To further their research on MID, and understand how the physical properties of bone influence breast cancer cell growth, the researchers fabricated pits of varying but defined width and depth, to mimic the porous matrix of the bone. Normal and malignant breast cells were grown on these micropits and were analysed by confocal microscopy. The team noted how the cells sent out finger-like protrusions into the micropits. They characterized these protrusions as ‘invadopodia’ which are cellular structures rich in a cytoskeletal protein called actin, that are put forth by cancer cells to enable sensing and degradation of the cancer cell’s microenvironment.

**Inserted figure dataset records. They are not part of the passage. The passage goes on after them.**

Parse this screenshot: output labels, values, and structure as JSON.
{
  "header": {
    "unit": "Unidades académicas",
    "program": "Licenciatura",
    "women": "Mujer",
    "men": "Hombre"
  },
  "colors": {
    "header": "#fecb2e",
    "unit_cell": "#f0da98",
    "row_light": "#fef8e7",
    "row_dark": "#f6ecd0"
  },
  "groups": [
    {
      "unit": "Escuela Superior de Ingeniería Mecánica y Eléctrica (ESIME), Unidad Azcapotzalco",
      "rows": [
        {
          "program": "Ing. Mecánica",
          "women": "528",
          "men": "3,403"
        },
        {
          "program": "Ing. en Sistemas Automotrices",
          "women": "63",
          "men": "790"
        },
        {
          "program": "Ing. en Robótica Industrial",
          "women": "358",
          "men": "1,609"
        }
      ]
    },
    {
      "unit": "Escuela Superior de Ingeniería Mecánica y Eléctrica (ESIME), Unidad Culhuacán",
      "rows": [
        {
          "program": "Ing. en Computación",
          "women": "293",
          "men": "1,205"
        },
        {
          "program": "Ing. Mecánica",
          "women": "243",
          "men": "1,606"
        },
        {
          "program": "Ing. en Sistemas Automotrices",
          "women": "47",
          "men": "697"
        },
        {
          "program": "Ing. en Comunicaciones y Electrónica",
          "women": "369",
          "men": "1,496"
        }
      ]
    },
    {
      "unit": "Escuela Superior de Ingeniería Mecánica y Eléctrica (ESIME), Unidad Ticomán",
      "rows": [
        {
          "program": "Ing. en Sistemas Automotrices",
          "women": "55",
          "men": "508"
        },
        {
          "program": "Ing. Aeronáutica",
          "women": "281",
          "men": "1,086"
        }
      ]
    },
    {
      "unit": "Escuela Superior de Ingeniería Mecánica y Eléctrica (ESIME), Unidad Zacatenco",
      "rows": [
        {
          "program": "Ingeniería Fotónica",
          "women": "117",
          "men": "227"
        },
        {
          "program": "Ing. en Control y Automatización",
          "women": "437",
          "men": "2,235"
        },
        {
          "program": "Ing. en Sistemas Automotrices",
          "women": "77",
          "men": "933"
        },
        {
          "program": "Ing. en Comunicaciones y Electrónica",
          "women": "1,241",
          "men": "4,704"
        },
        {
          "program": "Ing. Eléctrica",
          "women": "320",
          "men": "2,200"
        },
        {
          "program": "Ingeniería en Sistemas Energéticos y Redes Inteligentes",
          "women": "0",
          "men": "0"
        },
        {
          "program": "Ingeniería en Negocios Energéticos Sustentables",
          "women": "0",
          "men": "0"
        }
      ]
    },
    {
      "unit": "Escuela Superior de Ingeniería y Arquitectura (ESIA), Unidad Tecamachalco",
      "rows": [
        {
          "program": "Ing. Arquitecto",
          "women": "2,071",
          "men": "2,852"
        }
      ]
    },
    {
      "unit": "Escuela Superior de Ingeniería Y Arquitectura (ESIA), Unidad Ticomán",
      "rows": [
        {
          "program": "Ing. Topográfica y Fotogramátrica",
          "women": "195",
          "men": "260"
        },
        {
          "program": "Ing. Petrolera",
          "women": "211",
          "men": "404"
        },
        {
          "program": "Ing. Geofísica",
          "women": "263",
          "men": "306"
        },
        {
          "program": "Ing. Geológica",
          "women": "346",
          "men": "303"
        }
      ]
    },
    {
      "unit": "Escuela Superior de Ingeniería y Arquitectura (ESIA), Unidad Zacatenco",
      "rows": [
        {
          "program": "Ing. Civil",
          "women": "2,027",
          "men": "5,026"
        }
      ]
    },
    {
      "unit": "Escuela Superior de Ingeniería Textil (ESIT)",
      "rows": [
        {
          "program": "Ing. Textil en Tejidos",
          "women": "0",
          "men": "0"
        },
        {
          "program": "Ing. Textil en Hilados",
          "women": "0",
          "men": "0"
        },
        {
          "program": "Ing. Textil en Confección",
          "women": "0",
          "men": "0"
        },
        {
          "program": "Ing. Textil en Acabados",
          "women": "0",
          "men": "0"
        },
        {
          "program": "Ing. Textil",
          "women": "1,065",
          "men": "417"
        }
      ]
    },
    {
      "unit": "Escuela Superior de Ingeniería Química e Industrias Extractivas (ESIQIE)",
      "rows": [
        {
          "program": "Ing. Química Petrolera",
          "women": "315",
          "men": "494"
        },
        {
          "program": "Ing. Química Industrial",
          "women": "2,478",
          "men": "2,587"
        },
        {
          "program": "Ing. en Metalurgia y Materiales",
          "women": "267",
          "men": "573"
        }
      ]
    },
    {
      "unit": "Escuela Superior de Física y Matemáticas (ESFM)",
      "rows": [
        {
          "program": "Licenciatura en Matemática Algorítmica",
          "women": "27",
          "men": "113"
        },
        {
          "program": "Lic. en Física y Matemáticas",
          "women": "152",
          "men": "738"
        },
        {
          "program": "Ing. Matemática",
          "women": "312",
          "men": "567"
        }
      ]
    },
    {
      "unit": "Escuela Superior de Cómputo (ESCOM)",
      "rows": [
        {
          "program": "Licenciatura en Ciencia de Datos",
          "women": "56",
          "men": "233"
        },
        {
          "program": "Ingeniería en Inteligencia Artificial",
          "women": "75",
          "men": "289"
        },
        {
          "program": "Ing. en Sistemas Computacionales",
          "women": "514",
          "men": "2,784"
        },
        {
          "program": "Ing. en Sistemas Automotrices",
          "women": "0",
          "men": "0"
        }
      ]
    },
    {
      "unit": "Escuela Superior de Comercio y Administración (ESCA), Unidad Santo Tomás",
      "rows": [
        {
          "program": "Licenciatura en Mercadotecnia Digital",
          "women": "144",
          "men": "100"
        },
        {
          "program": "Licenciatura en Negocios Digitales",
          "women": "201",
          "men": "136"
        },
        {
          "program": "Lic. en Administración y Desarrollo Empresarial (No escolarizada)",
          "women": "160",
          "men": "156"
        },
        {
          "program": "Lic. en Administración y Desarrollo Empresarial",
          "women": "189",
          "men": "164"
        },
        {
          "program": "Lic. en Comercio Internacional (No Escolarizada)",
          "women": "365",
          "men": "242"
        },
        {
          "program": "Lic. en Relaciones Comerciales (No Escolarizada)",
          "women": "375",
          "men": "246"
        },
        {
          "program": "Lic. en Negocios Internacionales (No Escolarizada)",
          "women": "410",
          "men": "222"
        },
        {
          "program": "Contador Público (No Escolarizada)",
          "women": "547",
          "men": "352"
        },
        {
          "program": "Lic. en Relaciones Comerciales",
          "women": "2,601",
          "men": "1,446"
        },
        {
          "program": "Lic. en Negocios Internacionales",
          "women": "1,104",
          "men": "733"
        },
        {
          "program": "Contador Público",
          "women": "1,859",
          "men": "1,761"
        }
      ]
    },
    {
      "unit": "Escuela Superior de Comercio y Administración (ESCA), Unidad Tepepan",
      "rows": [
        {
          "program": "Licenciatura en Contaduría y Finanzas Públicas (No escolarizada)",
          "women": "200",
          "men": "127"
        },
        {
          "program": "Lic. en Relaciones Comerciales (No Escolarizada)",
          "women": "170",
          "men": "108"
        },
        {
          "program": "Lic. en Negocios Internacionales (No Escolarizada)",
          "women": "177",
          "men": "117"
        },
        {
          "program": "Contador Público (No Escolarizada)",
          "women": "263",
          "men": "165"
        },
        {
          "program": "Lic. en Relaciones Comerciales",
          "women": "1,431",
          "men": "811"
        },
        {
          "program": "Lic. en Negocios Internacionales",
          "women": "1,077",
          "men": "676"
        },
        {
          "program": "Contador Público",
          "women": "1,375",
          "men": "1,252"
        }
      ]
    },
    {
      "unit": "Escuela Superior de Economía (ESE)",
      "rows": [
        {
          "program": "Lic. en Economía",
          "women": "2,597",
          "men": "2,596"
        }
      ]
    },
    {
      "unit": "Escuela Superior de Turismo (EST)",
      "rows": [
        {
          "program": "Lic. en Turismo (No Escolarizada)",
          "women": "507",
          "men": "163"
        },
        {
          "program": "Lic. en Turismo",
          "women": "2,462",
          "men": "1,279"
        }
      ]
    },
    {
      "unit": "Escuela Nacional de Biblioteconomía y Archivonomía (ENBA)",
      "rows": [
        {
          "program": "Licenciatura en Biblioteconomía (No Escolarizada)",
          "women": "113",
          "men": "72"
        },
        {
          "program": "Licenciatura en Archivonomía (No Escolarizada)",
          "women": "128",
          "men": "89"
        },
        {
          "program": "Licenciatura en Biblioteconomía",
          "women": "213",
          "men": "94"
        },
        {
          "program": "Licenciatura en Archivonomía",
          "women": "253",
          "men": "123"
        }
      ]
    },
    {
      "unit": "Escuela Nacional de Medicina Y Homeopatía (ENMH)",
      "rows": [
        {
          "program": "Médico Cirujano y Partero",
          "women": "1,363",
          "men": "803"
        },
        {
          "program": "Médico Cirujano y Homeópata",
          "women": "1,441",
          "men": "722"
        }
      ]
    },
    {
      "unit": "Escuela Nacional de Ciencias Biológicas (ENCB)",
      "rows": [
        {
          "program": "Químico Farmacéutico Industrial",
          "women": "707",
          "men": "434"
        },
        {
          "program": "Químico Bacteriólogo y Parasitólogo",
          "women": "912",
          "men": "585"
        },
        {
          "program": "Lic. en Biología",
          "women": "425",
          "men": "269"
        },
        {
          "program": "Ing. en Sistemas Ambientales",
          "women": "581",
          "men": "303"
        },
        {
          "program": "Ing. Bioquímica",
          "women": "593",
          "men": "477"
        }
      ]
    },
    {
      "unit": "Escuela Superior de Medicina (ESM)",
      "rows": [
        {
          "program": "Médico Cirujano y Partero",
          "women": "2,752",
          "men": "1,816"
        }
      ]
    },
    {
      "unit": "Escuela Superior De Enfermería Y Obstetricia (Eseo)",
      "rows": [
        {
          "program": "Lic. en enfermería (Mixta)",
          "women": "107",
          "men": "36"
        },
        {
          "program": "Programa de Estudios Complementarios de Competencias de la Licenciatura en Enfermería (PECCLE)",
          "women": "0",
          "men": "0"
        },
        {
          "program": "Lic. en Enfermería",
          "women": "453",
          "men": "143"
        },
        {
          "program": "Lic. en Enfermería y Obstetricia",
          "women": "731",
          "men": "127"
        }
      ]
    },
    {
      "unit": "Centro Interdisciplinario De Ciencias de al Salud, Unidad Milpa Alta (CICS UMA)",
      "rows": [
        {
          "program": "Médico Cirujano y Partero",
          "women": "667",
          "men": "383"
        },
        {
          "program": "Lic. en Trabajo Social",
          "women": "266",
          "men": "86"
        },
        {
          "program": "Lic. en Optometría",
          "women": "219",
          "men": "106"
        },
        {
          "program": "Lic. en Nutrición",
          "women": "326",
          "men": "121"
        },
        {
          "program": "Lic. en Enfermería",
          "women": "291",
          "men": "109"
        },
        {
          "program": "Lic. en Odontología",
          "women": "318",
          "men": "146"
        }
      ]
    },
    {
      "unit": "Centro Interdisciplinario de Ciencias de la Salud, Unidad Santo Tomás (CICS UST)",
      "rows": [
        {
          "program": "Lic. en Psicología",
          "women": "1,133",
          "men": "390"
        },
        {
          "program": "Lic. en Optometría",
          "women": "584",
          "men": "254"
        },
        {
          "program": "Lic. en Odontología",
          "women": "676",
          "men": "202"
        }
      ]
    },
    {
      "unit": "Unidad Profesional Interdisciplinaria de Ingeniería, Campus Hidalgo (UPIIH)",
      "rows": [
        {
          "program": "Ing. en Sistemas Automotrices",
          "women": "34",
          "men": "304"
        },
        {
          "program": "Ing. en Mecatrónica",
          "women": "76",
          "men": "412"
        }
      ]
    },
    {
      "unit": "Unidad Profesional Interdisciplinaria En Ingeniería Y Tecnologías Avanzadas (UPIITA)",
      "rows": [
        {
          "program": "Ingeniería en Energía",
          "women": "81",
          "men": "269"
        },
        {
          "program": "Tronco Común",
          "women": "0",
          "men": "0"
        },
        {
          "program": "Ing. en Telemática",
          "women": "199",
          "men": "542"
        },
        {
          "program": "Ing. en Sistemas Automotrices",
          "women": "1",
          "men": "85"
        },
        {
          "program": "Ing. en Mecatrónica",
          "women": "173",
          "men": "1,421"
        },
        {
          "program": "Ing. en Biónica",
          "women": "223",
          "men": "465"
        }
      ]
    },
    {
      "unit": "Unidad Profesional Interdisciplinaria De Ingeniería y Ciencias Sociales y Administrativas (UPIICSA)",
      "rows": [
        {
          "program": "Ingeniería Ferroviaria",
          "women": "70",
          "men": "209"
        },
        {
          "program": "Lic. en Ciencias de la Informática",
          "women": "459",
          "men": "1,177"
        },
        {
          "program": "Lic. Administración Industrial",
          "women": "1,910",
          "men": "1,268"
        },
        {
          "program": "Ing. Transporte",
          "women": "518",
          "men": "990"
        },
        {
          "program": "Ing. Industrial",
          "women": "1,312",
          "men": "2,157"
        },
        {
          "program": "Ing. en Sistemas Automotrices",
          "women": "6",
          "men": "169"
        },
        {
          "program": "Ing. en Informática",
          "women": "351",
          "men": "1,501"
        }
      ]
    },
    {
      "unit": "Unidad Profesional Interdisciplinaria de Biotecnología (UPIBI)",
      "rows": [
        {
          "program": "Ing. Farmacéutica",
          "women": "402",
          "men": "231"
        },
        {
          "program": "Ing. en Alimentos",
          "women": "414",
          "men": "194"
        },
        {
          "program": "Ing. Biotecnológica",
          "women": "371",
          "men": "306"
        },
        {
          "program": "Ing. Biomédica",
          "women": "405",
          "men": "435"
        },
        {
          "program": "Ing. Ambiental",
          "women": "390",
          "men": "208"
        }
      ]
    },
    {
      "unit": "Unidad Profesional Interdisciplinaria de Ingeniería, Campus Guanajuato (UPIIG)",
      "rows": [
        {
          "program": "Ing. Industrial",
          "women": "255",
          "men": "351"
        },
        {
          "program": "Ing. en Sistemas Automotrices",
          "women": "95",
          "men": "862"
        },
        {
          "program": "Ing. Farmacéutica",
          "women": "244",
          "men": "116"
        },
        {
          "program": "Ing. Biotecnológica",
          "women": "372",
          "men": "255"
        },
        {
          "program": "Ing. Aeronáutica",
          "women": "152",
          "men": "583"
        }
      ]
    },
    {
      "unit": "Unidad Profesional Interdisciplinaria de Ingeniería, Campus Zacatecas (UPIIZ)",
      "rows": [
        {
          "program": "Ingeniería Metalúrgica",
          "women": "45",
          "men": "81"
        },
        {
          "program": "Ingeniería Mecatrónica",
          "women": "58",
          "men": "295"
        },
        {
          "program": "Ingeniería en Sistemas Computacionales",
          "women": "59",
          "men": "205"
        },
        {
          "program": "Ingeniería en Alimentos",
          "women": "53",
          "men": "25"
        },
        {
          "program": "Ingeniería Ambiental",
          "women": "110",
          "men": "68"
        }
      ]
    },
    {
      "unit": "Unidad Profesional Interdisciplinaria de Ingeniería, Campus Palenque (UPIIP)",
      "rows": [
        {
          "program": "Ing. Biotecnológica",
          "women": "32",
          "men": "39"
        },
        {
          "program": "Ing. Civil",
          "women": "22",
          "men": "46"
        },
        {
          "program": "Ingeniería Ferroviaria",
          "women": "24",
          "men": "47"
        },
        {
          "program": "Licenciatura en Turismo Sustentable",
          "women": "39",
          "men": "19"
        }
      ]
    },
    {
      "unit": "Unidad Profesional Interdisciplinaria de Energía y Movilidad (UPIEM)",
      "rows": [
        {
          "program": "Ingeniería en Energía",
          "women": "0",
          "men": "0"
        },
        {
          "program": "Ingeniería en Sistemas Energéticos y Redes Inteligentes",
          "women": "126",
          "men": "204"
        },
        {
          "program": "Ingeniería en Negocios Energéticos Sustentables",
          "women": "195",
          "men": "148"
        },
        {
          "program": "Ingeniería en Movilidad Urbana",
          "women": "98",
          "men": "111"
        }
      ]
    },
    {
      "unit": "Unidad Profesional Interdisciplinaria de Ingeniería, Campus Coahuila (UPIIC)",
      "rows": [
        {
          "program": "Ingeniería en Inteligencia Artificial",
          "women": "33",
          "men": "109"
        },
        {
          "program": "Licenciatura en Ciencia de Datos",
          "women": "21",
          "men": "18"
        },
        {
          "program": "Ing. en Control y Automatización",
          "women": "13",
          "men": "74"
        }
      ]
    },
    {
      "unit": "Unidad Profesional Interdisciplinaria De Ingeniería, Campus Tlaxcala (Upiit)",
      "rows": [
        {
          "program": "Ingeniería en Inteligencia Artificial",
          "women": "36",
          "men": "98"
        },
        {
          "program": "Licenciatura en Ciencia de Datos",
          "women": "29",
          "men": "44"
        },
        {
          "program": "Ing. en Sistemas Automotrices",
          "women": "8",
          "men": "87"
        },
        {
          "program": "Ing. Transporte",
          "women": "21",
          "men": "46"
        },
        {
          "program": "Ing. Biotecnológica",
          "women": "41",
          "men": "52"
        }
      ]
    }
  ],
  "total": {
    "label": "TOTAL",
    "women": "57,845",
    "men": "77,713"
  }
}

The researchers noted that at a specific depth, the sensing carried out by invadopodia initiated a halt in cell proliferation. This was observed in both cancer and non-cancer cells and was similar to the previously described phenomenon of mechanically induced dormancy (MID).
Although the response of both cell types was to halt their growth, it remained possible that the molecular mechanisms driving MID differed between the two cell types. Such differences would be consistent with what is known about cancer cell behaviour; that they often display erratic or uncontrolled protein activity in response to otherwise normal stimuli.
Indeed, when the researchers examined the molecular mechanism at play, they found that the cancer cells initiated MID by reducing the contractility of the cytoskeleton, which was in contrast to the normal cells, where contractility was increased. Furthermore, they found that the inhibition of contractility using chemical inhibitors further reduced the proliferation of cancer cells.
The findings from this study highlight the importance of understanding how cancer cells respond, at the sub-cellular level, when they relocate and encounter new and foreign environments. Here, the molecular responses to depth sensing differed from normal cells even though the ultimate outcome for both cells types was a halt to their proliferation. Such anomalies in sub-cellular behavior may provide novel targets for new anti-cancer therapies, and be particularly useful in preventing cancer cells from adapting and growing in new areas of the body.